Friday, October 9, 2009

From Brent Cunningham

DATE: Oct 9, 2009

Hi, Joe,

In what sense can you read a statement like "there is no climate crisis" (from the film's website, underlined) as being "agnostic about whether and to what degree humans are causing climate change"?

In what sense is "CO2 has little effect on planetary temperatures" (same source) not a pre-judging of the scientific data by people unqualified to make such judgments? In what sense is such a statement merely a "whiff" of skepticism and not an absolute yet unsubstantiated conclusion?

In what sense is "ice is the enemy of life" (the very first statement the filmmakers put in the trailer that they approve of!) grounded in a sane discourse about climate change, and not itself a hysterical piece of pseudo-logic?

I'm sorry, Joe, I don't accept this really is somehow about religious zealotry on my part. I don't feel at all hysterical, and I'd like to know where my rhetoric crossed that line for you. It wasn't easy to say what I said, and I did a lot of research on the film and filmmakers beforehand, listened to some of their online debates/interviews, watched the trailer six or seven times, and read through most of their site. I'm sorry I failed to locate the names of the contributors despite a lot of hours the site. Otherwise, I stand by what I said: unless the film is a totally different animal from their trailer and their website, your friends have made a film that is irresponsible and illegitimate--quite beyond their economic and social views which I happen to disagree with too.

Can we take one of the few quantitative moments from the trailer and just look at it?

Adam Rose says:

"you're talking about 7 million jobs in the united states" [i.e. jobs being lost because of some unspecified environmental regulations presumably connected to cap-and-trade & which haven't actually been proposed yet]

the film cuts to:

terrifying images of factories going into negative filmic space (evocative of nuclear blasts), windswept negatively-filmed streets (again evocative of devestated nuclear landscapes), and finally (in case you're an idiot and missed the point): some random flames evocative of some hell or other.

Patrick Moore is meanwhile saying:

"that [i.e. losing those 7 million jobs in the US] would bring civilation crashing down to its knees, and hundreds of billions of people would die"

(btw I listened to this many times over, since there aren't hundreds of BILLIONS of people on earth and never have been even if you count everyone who ever lived, but I'm quite sure he says billions not millions!)

This whole tiny arc is intellectually dishonest in every conceivable way. In fact, since the film was shot in 2008, the US has shed 7.2 million jobs, so I guess we're already burning in those flames, and those hundreds of billions of deaths have already taken place...except it was LACK of regulation, of Wall Street fiscal products, that brought civilization crashing down to its knees.

Let me be clear: I'm not especially comfortable having a politician like Al Gore be the face of climate science either, and I think there's room for lots of critique of him, but at least he footnotes and quotes rigorous studies and does some actual research and sticks to the topic.
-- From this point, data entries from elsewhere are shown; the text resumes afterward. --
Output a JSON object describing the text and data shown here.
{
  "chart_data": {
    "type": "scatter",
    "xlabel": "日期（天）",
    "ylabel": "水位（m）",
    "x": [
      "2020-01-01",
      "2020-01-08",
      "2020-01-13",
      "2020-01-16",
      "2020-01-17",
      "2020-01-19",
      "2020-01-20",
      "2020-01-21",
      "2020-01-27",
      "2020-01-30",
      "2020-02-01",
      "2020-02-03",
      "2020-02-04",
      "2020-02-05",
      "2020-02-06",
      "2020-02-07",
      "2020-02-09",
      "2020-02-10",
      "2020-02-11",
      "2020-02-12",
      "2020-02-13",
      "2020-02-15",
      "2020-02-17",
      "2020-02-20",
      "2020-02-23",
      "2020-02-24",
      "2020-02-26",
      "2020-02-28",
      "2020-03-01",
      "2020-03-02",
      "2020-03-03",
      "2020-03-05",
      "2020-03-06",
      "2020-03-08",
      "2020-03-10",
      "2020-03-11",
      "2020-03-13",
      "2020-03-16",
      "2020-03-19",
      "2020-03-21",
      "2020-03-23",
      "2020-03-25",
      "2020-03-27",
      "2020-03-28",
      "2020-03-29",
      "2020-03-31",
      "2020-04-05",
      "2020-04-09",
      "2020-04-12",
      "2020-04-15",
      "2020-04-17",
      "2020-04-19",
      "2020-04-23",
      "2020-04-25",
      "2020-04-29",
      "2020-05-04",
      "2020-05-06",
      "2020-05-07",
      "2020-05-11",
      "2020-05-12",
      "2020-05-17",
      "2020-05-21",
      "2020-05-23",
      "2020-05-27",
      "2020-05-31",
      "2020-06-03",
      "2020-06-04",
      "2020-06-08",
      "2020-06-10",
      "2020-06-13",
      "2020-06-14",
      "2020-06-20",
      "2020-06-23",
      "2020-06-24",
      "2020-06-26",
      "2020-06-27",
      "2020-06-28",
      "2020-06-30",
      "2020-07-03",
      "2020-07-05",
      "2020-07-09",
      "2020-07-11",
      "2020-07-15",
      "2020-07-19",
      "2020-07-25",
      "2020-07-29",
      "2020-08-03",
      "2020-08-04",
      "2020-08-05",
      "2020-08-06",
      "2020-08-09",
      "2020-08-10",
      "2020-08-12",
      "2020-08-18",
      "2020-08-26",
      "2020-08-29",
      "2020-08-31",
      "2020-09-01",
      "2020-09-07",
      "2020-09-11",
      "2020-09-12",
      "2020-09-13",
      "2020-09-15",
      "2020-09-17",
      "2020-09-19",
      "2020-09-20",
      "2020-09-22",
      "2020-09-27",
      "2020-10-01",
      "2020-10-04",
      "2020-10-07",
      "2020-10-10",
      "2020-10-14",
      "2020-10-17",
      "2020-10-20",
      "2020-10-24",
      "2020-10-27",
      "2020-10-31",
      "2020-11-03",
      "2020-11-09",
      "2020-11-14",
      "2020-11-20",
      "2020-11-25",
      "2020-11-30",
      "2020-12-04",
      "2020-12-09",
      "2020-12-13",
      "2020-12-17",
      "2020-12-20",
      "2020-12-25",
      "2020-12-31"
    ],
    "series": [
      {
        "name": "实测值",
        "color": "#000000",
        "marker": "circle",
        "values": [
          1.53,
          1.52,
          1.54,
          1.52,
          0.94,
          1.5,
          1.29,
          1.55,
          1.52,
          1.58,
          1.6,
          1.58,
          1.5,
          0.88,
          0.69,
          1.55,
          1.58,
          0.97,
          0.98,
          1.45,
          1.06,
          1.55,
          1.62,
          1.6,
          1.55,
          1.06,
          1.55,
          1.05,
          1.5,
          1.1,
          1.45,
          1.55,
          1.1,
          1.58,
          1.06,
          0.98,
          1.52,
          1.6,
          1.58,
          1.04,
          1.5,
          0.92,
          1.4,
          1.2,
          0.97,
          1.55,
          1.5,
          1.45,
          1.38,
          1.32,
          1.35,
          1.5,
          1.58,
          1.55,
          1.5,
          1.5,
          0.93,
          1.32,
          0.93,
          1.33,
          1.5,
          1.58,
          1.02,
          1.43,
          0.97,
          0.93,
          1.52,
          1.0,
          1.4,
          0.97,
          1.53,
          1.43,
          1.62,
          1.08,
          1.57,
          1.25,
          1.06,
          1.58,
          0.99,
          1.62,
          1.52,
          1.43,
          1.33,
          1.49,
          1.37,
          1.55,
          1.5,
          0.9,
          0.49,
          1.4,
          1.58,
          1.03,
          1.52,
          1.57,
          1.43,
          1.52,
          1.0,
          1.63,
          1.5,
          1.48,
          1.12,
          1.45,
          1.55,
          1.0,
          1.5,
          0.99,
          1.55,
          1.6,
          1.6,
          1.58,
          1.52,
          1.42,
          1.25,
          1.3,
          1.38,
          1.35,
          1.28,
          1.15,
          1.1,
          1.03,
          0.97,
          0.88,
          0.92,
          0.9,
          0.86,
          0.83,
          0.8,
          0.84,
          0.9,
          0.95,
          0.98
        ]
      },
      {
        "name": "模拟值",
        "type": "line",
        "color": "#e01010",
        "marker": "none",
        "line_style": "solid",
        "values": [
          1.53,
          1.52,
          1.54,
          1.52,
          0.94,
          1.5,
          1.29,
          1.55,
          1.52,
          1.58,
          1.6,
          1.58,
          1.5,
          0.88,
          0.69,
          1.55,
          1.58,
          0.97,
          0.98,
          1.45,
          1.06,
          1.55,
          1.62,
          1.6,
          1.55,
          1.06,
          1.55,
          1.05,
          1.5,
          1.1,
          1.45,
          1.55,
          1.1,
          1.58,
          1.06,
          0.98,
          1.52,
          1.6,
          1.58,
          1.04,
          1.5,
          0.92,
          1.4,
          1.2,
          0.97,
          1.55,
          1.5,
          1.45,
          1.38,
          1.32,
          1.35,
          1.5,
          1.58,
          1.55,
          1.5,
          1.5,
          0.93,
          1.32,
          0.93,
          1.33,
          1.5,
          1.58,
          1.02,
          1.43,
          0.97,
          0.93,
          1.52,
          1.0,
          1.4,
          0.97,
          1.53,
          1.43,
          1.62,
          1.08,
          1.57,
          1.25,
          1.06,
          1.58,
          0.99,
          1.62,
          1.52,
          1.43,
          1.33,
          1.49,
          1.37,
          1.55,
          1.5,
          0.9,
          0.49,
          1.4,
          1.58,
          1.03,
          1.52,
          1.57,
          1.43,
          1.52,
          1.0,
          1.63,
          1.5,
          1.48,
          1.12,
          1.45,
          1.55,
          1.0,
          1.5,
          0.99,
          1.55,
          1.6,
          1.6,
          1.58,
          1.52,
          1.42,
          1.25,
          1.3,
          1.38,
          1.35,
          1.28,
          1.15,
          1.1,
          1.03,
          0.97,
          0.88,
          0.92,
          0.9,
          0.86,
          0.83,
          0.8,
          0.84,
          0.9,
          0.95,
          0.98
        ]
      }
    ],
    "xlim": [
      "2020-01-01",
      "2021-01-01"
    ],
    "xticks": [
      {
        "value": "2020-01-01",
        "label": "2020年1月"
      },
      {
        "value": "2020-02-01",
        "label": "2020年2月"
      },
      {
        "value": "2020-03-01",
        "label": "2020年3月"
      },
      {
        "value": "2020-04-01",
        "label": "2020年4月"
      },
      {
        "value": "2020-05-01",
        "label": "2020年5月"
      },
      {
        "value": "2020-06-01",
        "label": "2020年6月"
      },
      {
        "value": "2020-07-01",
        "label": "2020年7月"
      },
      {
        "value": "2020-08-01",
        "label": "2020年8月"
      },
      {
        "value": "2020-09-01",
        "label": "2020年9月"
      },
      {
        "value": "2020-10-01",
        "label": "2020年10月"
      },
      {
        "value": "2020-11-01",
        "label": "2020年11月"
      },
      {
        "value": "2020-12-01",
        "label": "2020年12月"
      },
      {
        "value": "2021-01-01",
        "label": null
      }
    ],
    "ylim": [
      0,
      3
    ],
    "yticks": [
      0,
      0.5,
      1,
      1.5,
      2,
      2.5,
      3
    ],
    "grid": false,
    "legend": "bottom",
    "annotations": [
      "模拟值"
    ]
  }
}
Your friends are overtly bundling scientific debate about climate change with hotbutton social issues like raising taxes and restructuring the industrial economy and malaria.


You seem to think it's a good thing this film has twenty-five enemies, from Rachel Carson to Obama's health care plan to "nanny state socialism." That's NOT a good thing for a film that purports to be about a scientific debate and is aggressively marketing itself as a film with something to say about climate change. Again, I'm not the one saying the film is taking a firm and aggressive position on climate change, that's what the film's publicity and web site says!

We can argue all day about social policies, and about the economic impact of eco-friendly laws and policies. We can argue about what actually helps the poor be healthy and happy (coal mines!, right?), and we can disagree, as I know we do, about basic economic models. I'd even like to think we could do that all fairly respectfully. I don't know that such debates are productive of much, but they're at least legitimate. But what is illegitimate here is the claim this film has a contribution to make to a scientific debate when it actually doesn't. It's so shrill it's not even a useful or skeptical corrective to Gore. Rather it's ham-handed social activism and rightwing propaganda *masquerading* as having scientific concerns. If Michael Moore made an eco-picture, even though I'd likely agree with most of the basic social views it would advance, I promise I'd condemn it as illegitimately injecting ideology and emotional manipulation into a largely scientific debate too.

Still, I'll watch it if you want me to. And you can watch Capitalism, A Love Story. Then we can meet back here and say how our views haven't changed at all, ok?